O artista plástico e grafiteiro Jean-Michel Basquiat também carrega referências afrofuturistas. O pintor, que ganhou notoriedade num mundo dominado por brancos, trazia em suas telas críticas sociais e toques de ancestralidade com um imaginário da rua.

Na música há mais dezenas de referências, entre elas Jimi Hendrix, Afrika Bambaataa, Grace Jones, Erykah Badu, Outkast e Solange Knowles. Destaco Michael Jackson, que apresentou diversas ideias de futuro, inclusive o épico passo de dança Moonwalk (“caminhando na lua” em tradução livre). E aqui vai outra curiosidade: em 1995, o Rei do Pop e sua irmã Janet Jackson protagonizaram Scream, o videoclipe mais caro da história da indústria musical, que se passa em uma nave espacial e aponta para um futuro imaginário.

Atualmente, quem bebe na mesma fonte é a cantora Janelle Monáe. Todos os discos da cantora são ambientados nos anos 2700, num universo inspirado na ficção científica “Metropolis”. Nas obras, Janelle interpreta Jane Mayweather, um androide que é caçada por ser diferente, e aborda racismo, machismo, homofobia e liberdade sexual da mulher – super recomendo ver e ouvir.

FILME “A GENTE SE VÊ ONTEM”, DE SPIKE LEE: AFROFUTURISMO EM TEMPOS DE NETFLIX

AFROFUTURISMO A BRASILEIRA

No Brasil, temos grandes nomes que são referências do movimento, como a escritora Morena Mariah, criadora do podcast Afrofuturo, e a pesquisadora Kênia Freitas. Na música, há a cantora baiana Xênia França, que conecta ancestralidade e tecnologia, enquanto faz uma ode à diáspora negra brincando com os ritmos cubanos e baianos, e a brasiliense Ellen Oléria, que une instrumentos eletrônicos à ancestralidade do samba, atabaques e forró e tem um álbum intitulado Afrofuturista.
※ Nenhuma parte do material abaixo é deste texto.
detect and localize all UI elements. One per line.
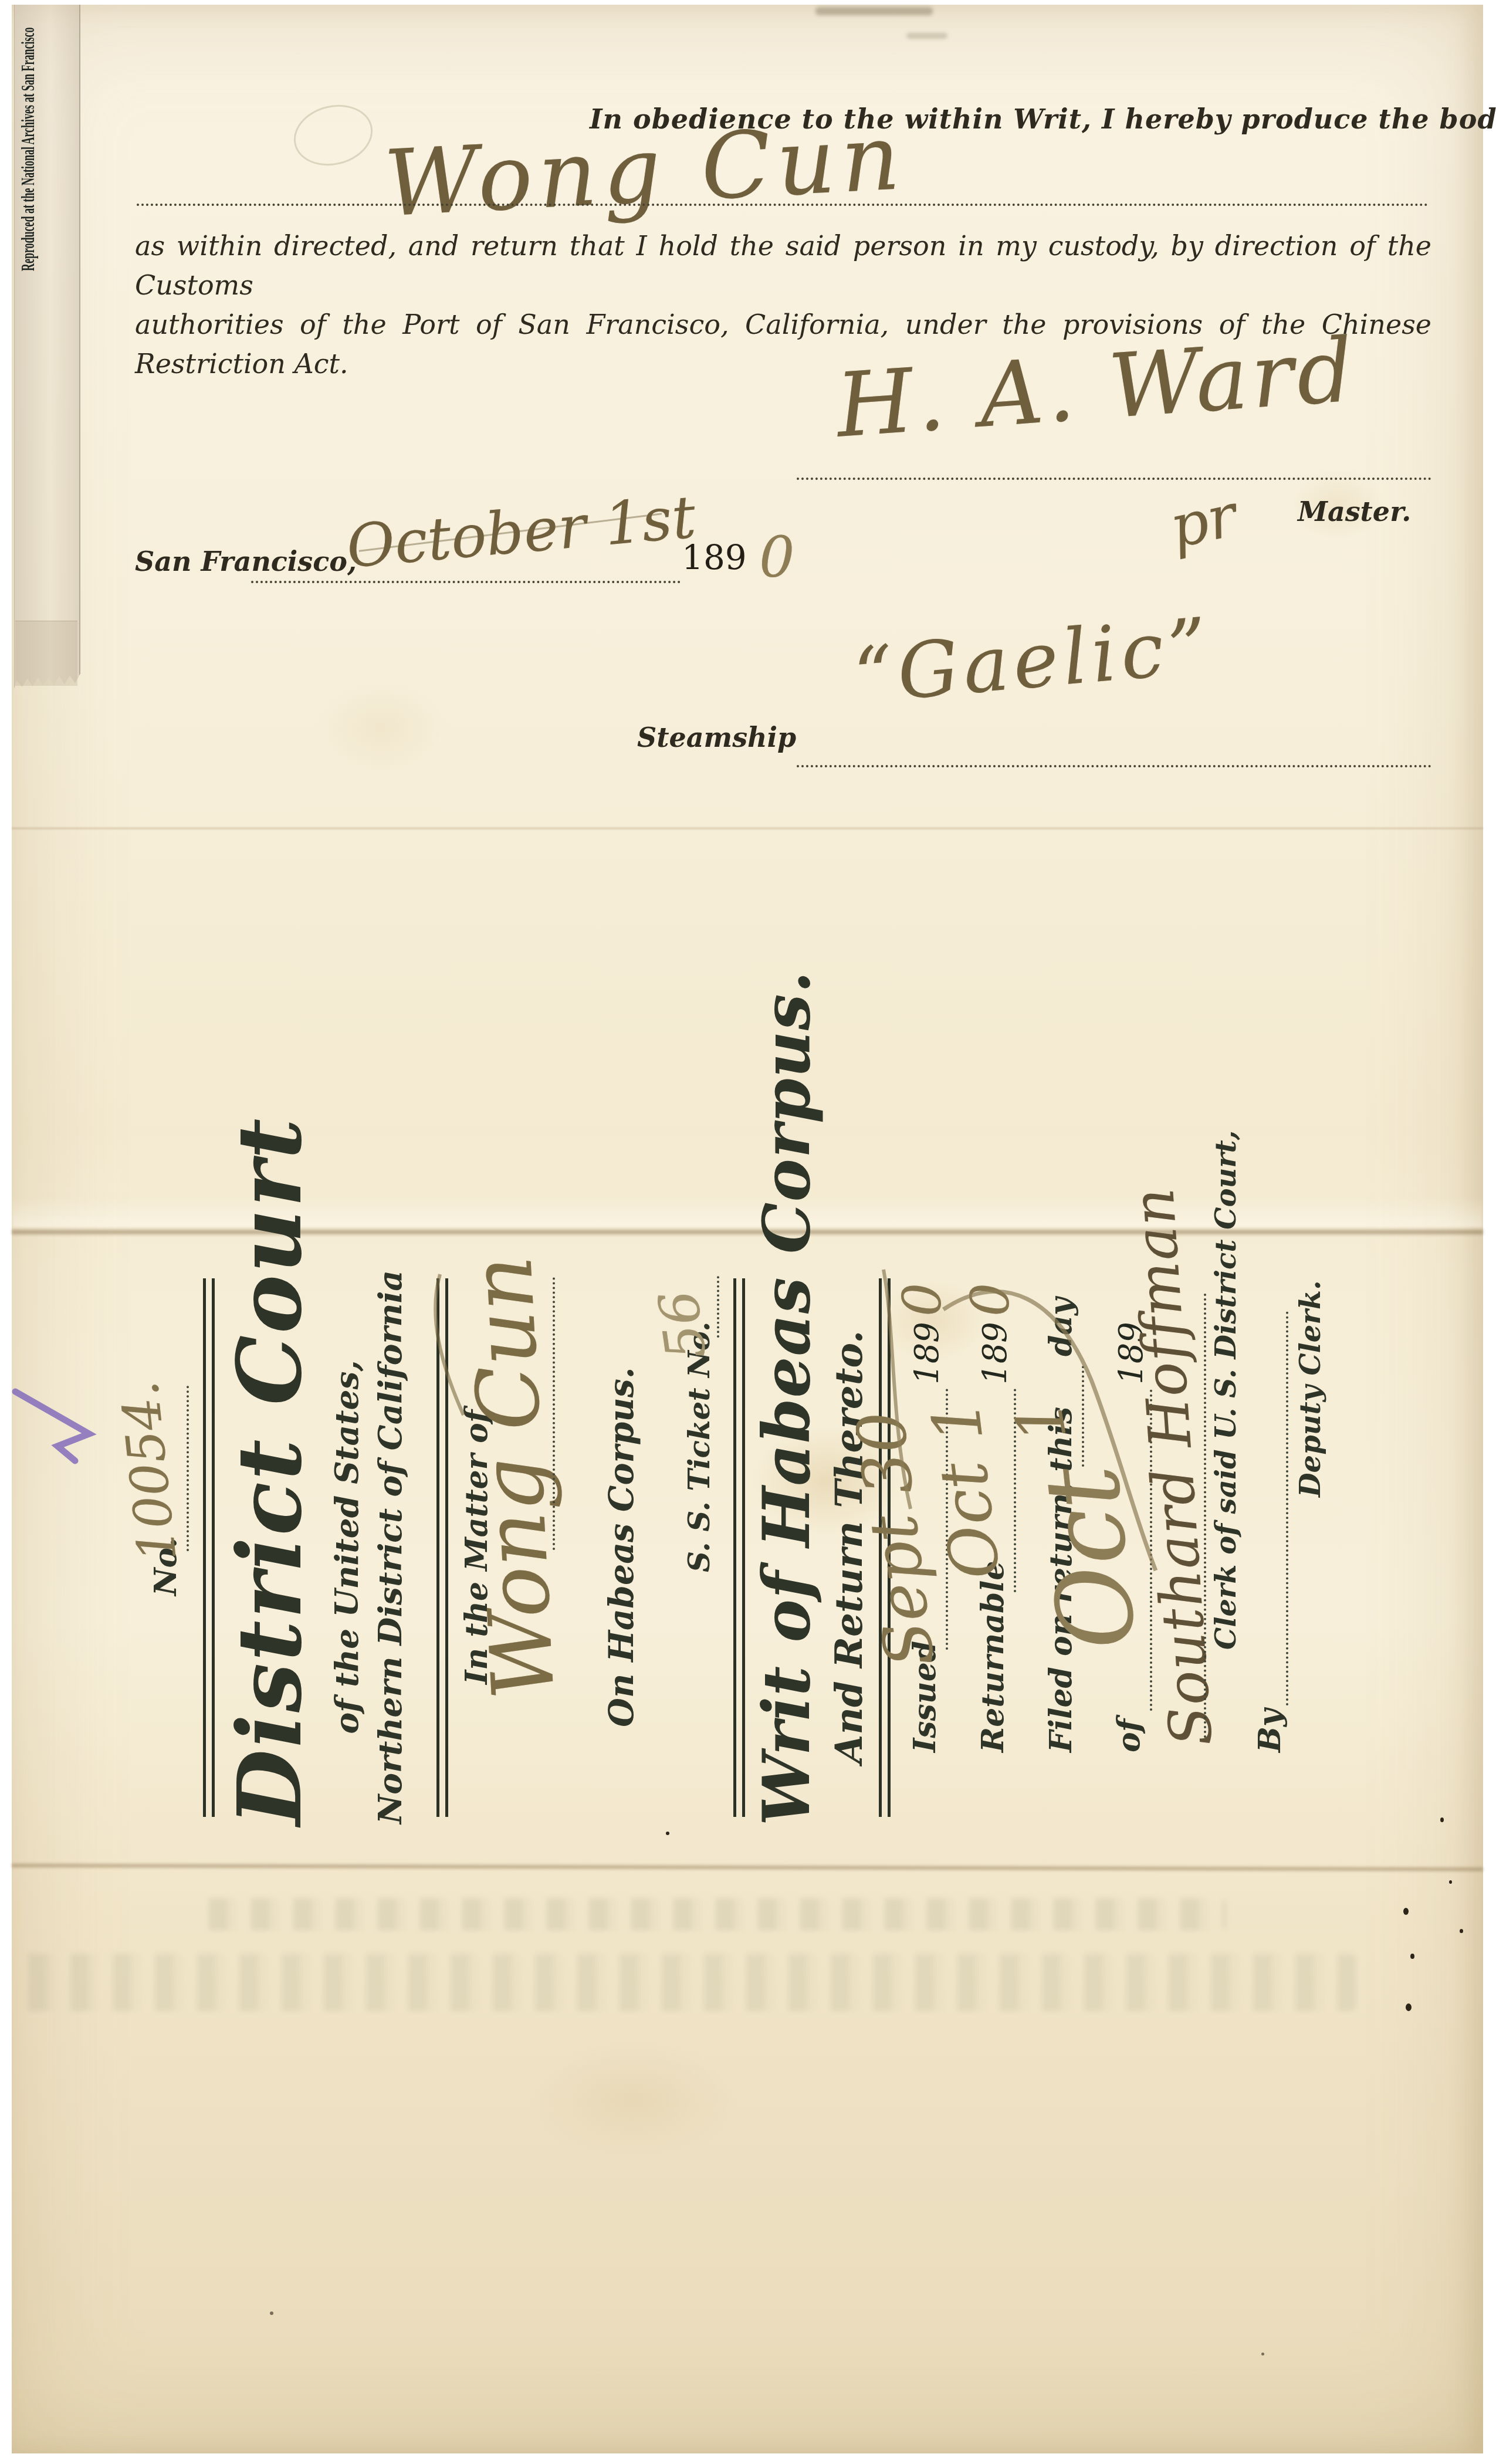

E você sabe quem trazia elementos afrofuturistas em plena ditadura militar no Brasil? O mestre Gilberto Gil. Em 1969, no mesmo ano em que o homem pisou na Lua, Gilberto Gil foi preso por usar a música como arma de resistência e lançou o disco Cérebro Eletrônico. Em 1972, saiu “O Expresso 2222”, que partia de Bonsucesso e levava direto ao fim do milênio no ano 2000. Já no álbum Quanta (1997), Gil aborda ciência, filosofia chinesa, candomblé, hackers e internet.
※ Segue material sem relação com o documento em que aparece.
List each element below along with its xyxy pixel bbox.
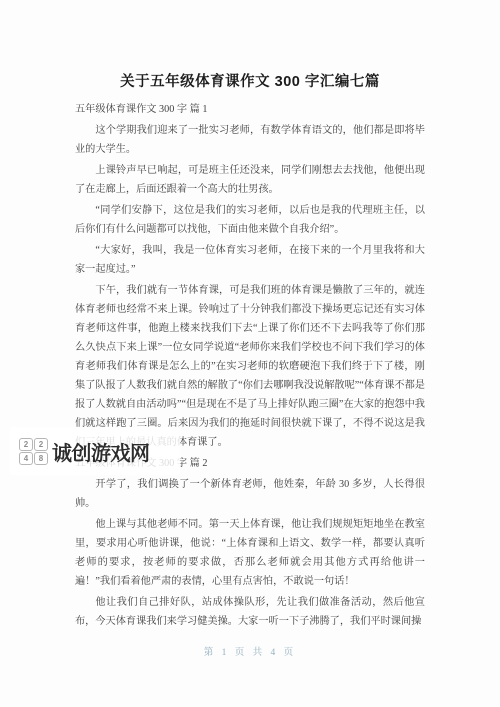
essay-content: 五年级体育课作文 300 字 篇 1 这个学期我们迎来了一批实习老师，有数学体育… — [75, 100, 425, 631]
section-1-paragraph-2: 上课铃声早已响起，可是班主任还没来，同学们刚想去去找他，他便出现了在走廊上，后面… — [75, 161, 425, 199]
document-page: 关于五年级体育课作文 300 字汇编七篇 五年级体育课作文 300 字 篇 1 … — [0, 0, 500, 707]
grid-number-cell: 2 — [19, 438, 33, 451]
watermark-site-name: 诚创游戏网 — [52, 437, 150, 466]
number-grid-icon: 2 2 4 8 — [19, 438, 48, 465]
page-number-footer: 第 1 页 共 4 页 — [0, 644, 500, 658]
section-1-paragraph-4: “大家好，我叫，我是一位体育实习老师，在接下来的一个月里我将和大家一起度过。” — [75, 241, 425, 279]
section-2-paragraph-3: 他让我们自己排好队，站成体操队形，先让我们做准备活动，然后他宣布，今天体育课我们… — [75, 593, 425, 631]
section-1-heading: 五年级体育课作文 300 字 篇 1 — [75, 100, 425, 119]
grid-number-cell: 8 — [34, 452, 48, 465]
section-1-paragraph-3: “同学们安静下，这位是我们的实习老师，以后也是我的代理班主任，以后你们有什么问题… — [75, 201, 425, 239]
section-1-paragraph-1: 这个学期我们迎来了一批实习老师，有数学体育语文的，他们都是即将毕业的大学生。 — [75, 121, 425, 159]
grid-number-cell: 4 — [19, 452, 33, 465]
grid-number-cell: 2 — [34, 438, 48, 451]
section-2-paragraph-2: 他上课与其他老师不同。第一天上体育课，他让我们规规矩矩地坐在教室里，要求用心听他… — [75, 515, 425, 591]
section-2-paragraph-1: 开学了，我们调换了一个新体育老师，他姓秦，年龄 30 多岁，人长得很帅。 — [75, 475, 425, 513]
site-watermark: 2 2 4 8 诚创游戏网 — [10, 427, 180, 475]
page-title: 关于五年级体育课作文 300 字汇编七篇 — [0, 0, 500, 91]
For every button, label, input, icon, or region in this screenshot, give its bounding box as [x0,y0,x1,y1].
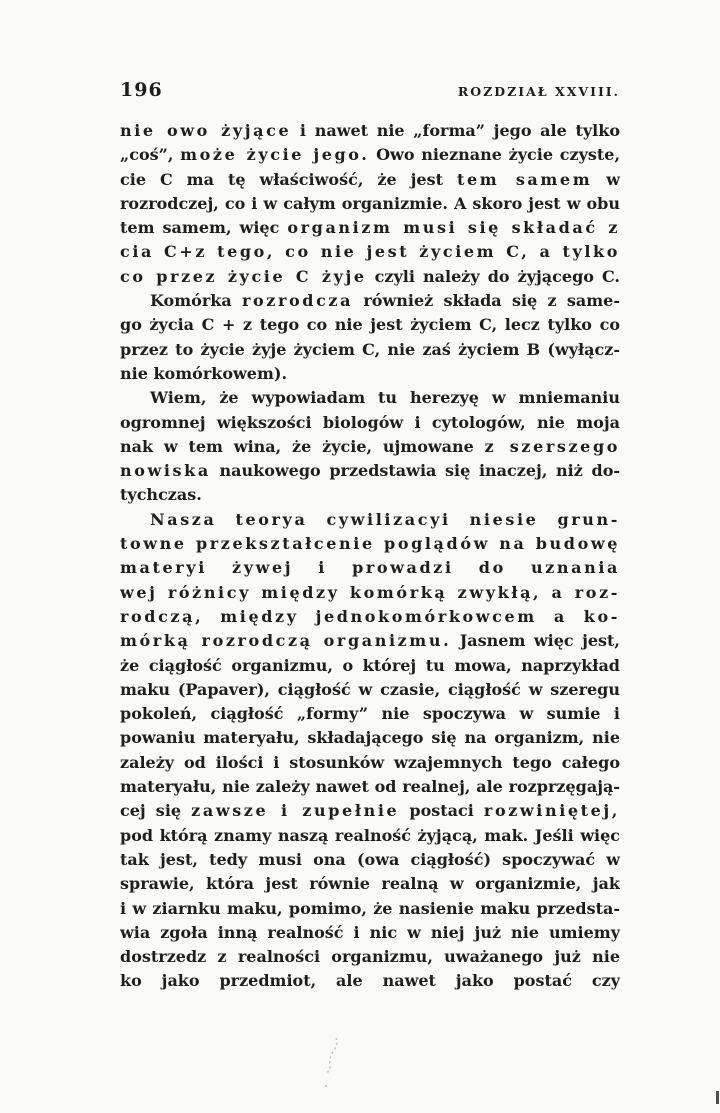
plain-text: pokoleń, ciągłość „formy” nie spoczywa w… [120,704,620,726]
plain-text: nie komórkowem). [120,364,287,383]
text-line: że ciągłość organizmu, o której tu mowa,… [120,654,620,678]
plain-text: tak jest, tedy musi ona (owa ciągłość) s… [120,850,620,872]
text-line: pod którą znamy naszą realność żyjącą, m… [120,824,620,848]
plain-text: naukowego przedstawia się inaczej, niż d… [211,461,620,480]
text-line: nak w tem wina, że życie, ujmowane z sze… [120,435,620,459]
text-line: rodczą, między jednokomórkowcem a ko- [120,605,620,629]
letterspaced-text: cia C+z tego, co nie jest życiem C, a ty… [120,242,620,261]
letterspaced-text: rodczą, między jednokomórkowcem a ko- [120,607,620,626]
plain-text: ogromnej większości biologów i cytologów… [120,413,620,435]
plain-text: ko jako przedmiot, ale nawet jako postać… [120,971,620,993]
text-line: wia zgoła inną realność i nic w niej już… [120,921,620,945]
plain-text: go życia C + z tego co nie jest życiem C… [120,315,620,334]
plain-text: Komórka [150,291,242,310]
page-number: 196 [120,79,163,101]
text-line: pokoleń, ciągłość „formy” nie spoczywa w… [120,702,620,726]
text-line: nie owo żyjące i nawet nie „forma” jego … [120,119,620,143]
letterspaced-text: rozwiniętej, [484,801,620,820]
text-line: „coś”, może życie jego. Owo nieznane życ… [120,143,620,167]
text-line: cie C ma tę właściwość, że jest tem same… [120,168,620,192]
letterspaced-text: Nasza teorya cywilizacyi niesie grun- [150,510,620,529]
letterspaced-text: materyi żywej i prowadzi do uznania jask… [120,558,620,580]
text-line: nie komórkowem). [120,362,620,386]
letterspaced-text: nowiska [120,461,211,480]
plain-text: cej się [120,801,191,820]
text-line: sprawie, która jest równie realną w orga… [120,872,620,896]
text-line: cej się zawsze i zupełnie postaci rozwin… [120,799,620,823]
letterspaced-text: może życie jego. [180,145,369,164]
text-line: maku (Papaver), ciągłość w czasie, ciągł… [120,678,620,702]
text-line: i w ziarnku maku, pomimo, że nasienie ma… [120,897,620,921]
text-line: co przez życie C żyje czyli należy do ży… [120,265,620,289]
page-body: nie owo żyjące i nawet nie „forma” jego … [120,119,620,994]
text-line: powaniu materyału, składającego się na o… [120,726,620,750]
plain-text: pod którą znamy naszą realność żyjącą, m… [120,826,620,845]
plain-text: tychczas. [120,485,202,504]
plain-text: czyli należy do żyjącego C. [367,267,620,286]
text-line: tem samem, więc organizm musi się składa… [120,216,620,240]
plain-text: cie C ma tę właściwość, że jest [120,170,457,189]
chapter-header: ROZDZIAŁ XXVIII. [458,84,620,99]
plain-text: powaniu materyału, składającego się na o… [120,728,620,747]
text-line: ko jako przedmiot, ale nawet jako postać… [120,969,620,993]
plain-text: zależy od ilości i stosunków wzajemnych … [120,753,620,772]
text-line: zależy od ilości i stosunków wzajemnych … [120,751,620,775]
text-line: przez to życie żyje życiem C, nie zaś ży… [120,338,620,362]
plain-text: sprawie, która jest równie realną w orga… [120,874,620,893]
text-line: materyi żywej i prowadzi do uznania jask… [120,556,620,580]
text-line: cia C+z tego, co nie jest życiem C, a ty… [120,240,620,264]
plain-text: „coś”, [120,145,180,164]
letterspaced-text: rozrodcza [242,291,353,310]
plain-text: że ciągłość organizmu, o której tu mowa,… [120,656,620,675]
text-line: tak jest, tedy musi ona (owa ciągłość) s… [120,848,620,872]
letterspaced-text: mórką rozrodczą organizmu. [120,631,451,650]
scan-artifact-squiggle [320,1034,346,1096]
text-line: tychczas. [120,483,620,507]
plain-text: materyału, nie zależy nawet od realnej, … [120,777,620,796]
text-line: go życia C + z tego co nie jest życiem C… [120,313,620,337]
paragraph: Komórka rozrodcza również składa się z s… [120,289,620,386]
text-line: ogromnej większości biologów i cytologów… [120,411,620,435]
text-line: Wiem, że wypowiadam tu herezyę w mnieman… [120,386,620,410]
text-line: nowiska naukowego przedstawia się inacze… [120,459,620,483]
scan-artifact-edge-mark [716,1091,719,1104]
text-line: rozrodczej, co i w całym organizmie. A s… [120,192,620,216]
plain-text: dostrzedz z realności organizmu, uważane… [120,947,620,969]
letterspaced-text: zawsze i zupełnie [191,801,399,820]
running-head: 196 ROZDZIAŁ XXVIII. [120,79,620,101]
letterspaced-text: co przez życie C żyje [120,267,367,286]
plain-text: i nawet nie „forma” jego ale tylko [291,121,620,140]
plain-text: nak w tem wina, że życie, ujmowane [120,437,485,456]
scanned-book-page: 196 ROZDZIAŁ XXVIII. nie owo żyjące i na… [0,0,720,1113]
text-line: materyału, nie zależy nawet od realnej, … [120,775,620,799]
plain-text: maku (Papaver), ciągłość w czasie, ciągł… [120,680,620,699]
paragraph: Wiem, że wypowiadam tu herezyę w mnieman… [120,386,620,507]
letterspaced-text: wej różnicy między komórką zwykłą, a roz… [120,583,620,602]
letterspaced-text: nie owo żyjące [120,121,291,140]
plain-text: wia zgoła inną realność i nic w niej już… [120,923,620,942]
text-line: dostrzedz z realności organizmu, uważane… [120,945,620,969]
plain-text: Wiem, że wypowiadam tu herezyę w mnieman… [150,388,620,407]
text-line: towne przekształcenie poglądów na budowę [120,532,620,556]
text-line: Nasza teorya cywilizacyi niesie grun- [120,508,620,532]
plain-text: postaci [399,801,484,820]
plain-text: również składa się z same- [353,291,620,310]
plain-text: przez to życie żyje życiem C, nie zaś ży… [120,340,620,359]
plain-text: rozrodczej, co i w całym organizmie. A s… [120,194,620,213]
text-line: mórką rozrodczą organizmu. Jasnem więc j… [120,629,620,653]
text-line: Komórka rozrodcza również składa się z s… [120,289,620,313]
text-line: wej różnicy między komórką zwykłą, a roz… [120,581,620,605]
plain-text: Jasnem więc jest, [451,631,620,650]
letterspaced-text: tem samem [457,170,592,189]
plain-text: i w ziarnku maku, pomimo, że nasienie ma… [120,899,620,918]
letterspaced-text: towne przekształcenie poglądów na budowę [120,534,620,553]
paragraph: nie owo żyjące i nawet nie „forma” jego … [120,119,620,289]
paragraph: Nasza teorya cywilizacyi niesie grun-tow… [120,508,620,994]
plain-text: tem samem, więc [120,218,287,237]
Por sua vez, na década de 1980, Jorge Ben exaltava deuses astronautas, mitologia egípcia e astrologia ao mesmo tempo em que celebrava Zumbi dos Palmares e a brasilidade. Na canção “A benção Mamãe, Abenção Papai”, de 1984, ele canta:

“Eu tenho fé, amor e fé no século 21. Onde as conquistas científicas, espaciais, medicinais e a confraternização dos povos e a humildade de um rei serão as armas da vitória para a paz universal”

Vale destacar que a estrofe foi usada 18 anos depois na música Vivão e Vivendo, do Racionais MC ‘s, que ilustra a realidade do jovem negro e periférico de São Paulo.

Por fim, nos voltemos aos nossos antepassados para ressignificar nossas dores em forma de arte, defender o espaço de pessoas pretas no futuro e, ao mesmo, tempo garantir que elas estejam bem no presente. O futuro é nosso!